Filling the gap in cybersecurity

3 Minute Read

For the past five years, Brian Kafenbaum and I have run a cybersecurity consulting business, and during that time we’ve seen incredible transformation in the field. The exploding number and growing complexity of attacks has led organizations to spend billions of dollars annually on cybersecurity measures in an effort to keep pace with threat levels. But as we consulted with various companies, we discovered that despite the money being spent, an empty space in the cybersecurity landscape remained—which is why we founded Swimlane.

Organizations have reached a point now with cybersecurity where threat detection is no longer where breakdowns typically occur, because there are a number of high-quality detection solutions available that are quite adept at identifying problems. Instead, security lapses—and the enormous headaches that result—occur most often because businesses haven’t had access to solutions that could occupy the space directly after SIEM or other detection solutions in the security ecosystem. Put another way, organizations are still struggling to carry the ball over the goal line.

To understand how to solve this problem, we have to understand what causes it in the first place. The myriad of detection solutions let security analysts and IT professionals know that a possible attack is occurring. Put simply, “There’s a problem here. Somebody please go fix it.” If you had only five or 10 potential threats coming to your IT team each day, that wouldn’t be an issue.

But as security analysts and CISOs know all too well, today hundreds or thousands of threat alerts with varying degrees of complexity occur on a daily basis. To counteract that volume and sophistication, organizations are utilizing many different security tools. In fact, a recent report from IBM gave an example of a client that was using 85 different security tools from 45 vendors.
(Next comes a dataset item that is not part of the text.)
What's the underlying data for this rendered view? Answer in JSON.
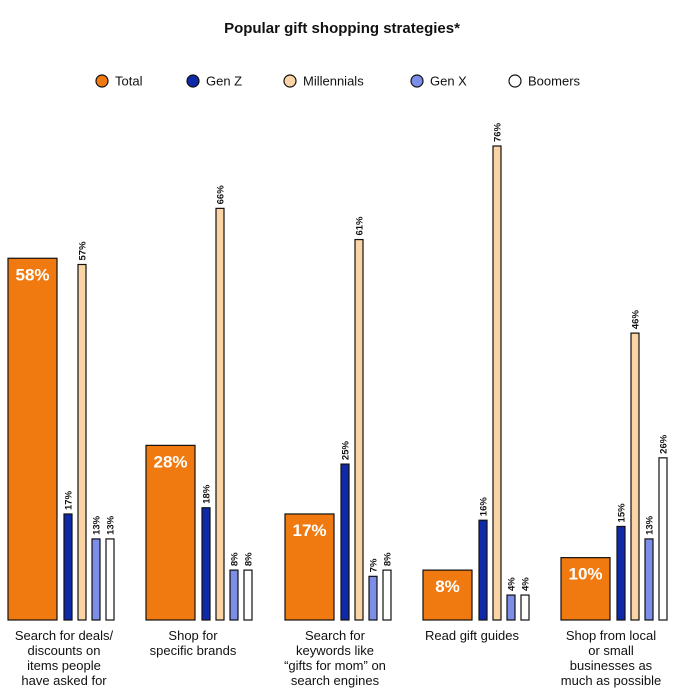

Between the growing number of threats and the amount of tools needed to detect them, it’s become nearly impossible for security personnel to manually address each event thoroughly. And when incidents go unresolved, inevitably, some threats slip through the cracks. In other words, the current system is simply unsustainable. What’s needed now to complement threat detection solutions is automated incident response that:

  • Brings all security alerts and issues from other security tools into one location
  • Provides additional information about events detected using all your existing tools and data sources
  • Correlates the cases with threat intelligence
  • Rapidly and automatically resolves the less complex, repetitive, manually-intensive tasks—like sending out email notifications to co-workers, generating reports, opening support tickets, etc.—that eat up the majority of security personnel’s time.

These are just some of the critical functions that Swimlane’s centralized security operations management platform provides organizations. Throughout this blog, we’ll examine how functions like security orchestration and security automation can be applied. We’ll also provide some tips and tricks for security analysts; offer businesses suggestions for getting the most out of their cybersecurity budgets, review industry trends and relevant news, and provide insight into how organizations can tackle difficult challenges such as how to retain institutional knowledge when a member of your security team leaves your company. I could not be more excited to engage in discussions with all of you on these topics and more in the months to come.